Insulin and insulin-like growth factor I regulate a thyroid-specific nuclear protein that binds to the thyroglobulin promoter.

The mechanism responsible for the stimulation of thyroglobulin (Tg) gene expression by insulin and insulin-like growth factor I (IGF-I) in rat thyroid FRTL-5 cells has been investigated. Both insulin and IGF-I stimulate transcription from the Tg promoter in a transient transfection assay demonstrating that the promoter used contains the DNA signals necessary for insulin and IGF-I regulation. Promoter mutations that interfere with the binding of thyroid transcription factor 1 (TTF-1), TTF-2, and the ubiquitous transcription factor abolish the insulin/IGF-I response, indicating that the three factors may be involved in the observed transcriptional control.

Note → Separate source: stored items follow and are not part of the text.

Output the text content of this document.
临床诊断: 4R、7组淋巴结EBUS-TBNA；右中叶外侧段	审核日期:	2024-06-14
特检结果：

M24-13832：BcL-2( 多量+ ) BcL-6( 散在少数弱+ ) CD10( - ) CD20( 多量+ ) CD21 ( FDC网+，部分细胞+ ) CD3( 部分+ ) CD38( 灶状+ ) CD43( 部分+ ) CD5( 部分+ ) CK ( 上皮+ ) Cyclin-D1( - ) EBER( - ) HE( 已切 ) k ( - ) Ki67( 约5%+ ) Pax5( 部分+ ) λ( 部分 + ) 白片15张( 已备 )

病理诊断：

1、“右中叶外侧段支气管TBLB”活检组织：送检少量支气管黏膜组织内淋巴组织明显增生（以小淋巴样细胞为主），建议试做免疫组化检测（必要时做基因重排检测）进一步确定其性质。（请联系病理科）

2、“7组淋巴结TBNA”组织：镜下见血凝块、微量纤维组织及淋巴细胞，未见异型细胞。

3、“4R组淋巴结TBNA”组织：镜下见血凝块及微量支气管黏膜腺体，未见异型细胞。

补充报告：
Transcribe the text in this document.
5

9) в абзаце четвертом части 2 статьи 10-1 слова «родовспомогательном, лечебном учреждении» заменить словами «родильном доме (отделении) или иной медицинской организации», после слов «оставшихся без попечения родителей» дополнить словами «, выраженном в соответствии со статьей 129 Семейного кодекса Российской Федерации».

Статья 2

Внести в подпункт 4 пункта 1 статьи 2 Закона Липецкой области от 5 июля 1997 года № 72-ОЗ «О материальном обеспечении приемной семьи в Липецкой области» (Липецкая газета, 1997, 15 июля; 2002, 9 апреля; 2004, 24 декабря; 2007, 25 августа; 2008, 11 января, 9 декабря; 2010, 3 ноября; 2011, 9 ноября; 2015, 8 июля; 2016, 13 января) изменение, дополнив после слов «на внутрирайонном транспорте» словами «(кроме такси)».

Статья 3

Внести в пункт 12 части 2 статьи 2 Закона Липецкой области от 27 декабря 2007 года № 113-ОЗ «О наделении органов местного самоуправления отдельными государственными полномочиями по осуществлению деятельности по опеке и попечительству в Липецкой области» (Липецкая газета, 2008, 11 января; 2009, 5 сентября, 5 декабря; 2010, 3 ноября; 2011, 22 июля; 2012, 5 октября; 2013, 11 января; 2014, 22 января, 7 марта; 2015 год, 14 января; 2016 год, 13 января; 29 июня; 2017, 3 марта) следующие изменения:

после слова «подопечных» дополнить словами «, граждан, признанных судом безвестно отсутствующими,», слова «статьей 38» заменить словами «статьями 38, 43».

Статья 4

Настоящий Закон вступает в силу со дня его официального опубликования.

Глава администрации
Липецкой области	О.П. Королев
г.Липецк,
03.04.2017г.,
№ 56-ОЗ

Protein-DNA binding studies did not reveal any effect of insulin/IGF-I on the ubiquitous transcription factor and the TTF-1 binding capacity. Instead, TTF-2 is absent in nuclear extracts from cells depleted of serum and insulin. Addition of insulin or IGF-I restores the TTF-2 concentration to normal levels and requires ongoing protein synthesis. The insulin effect was maximal at 24 h and at a concentration of 1 microgram/ml. The same effect was observed with a 10-fold lower concentration of IGF-I. These results suggest that insulin (probably through the IGF-I receptor) and IGF-I modulate the levels of TTF-2, which results in an increased expression of the Tg gene.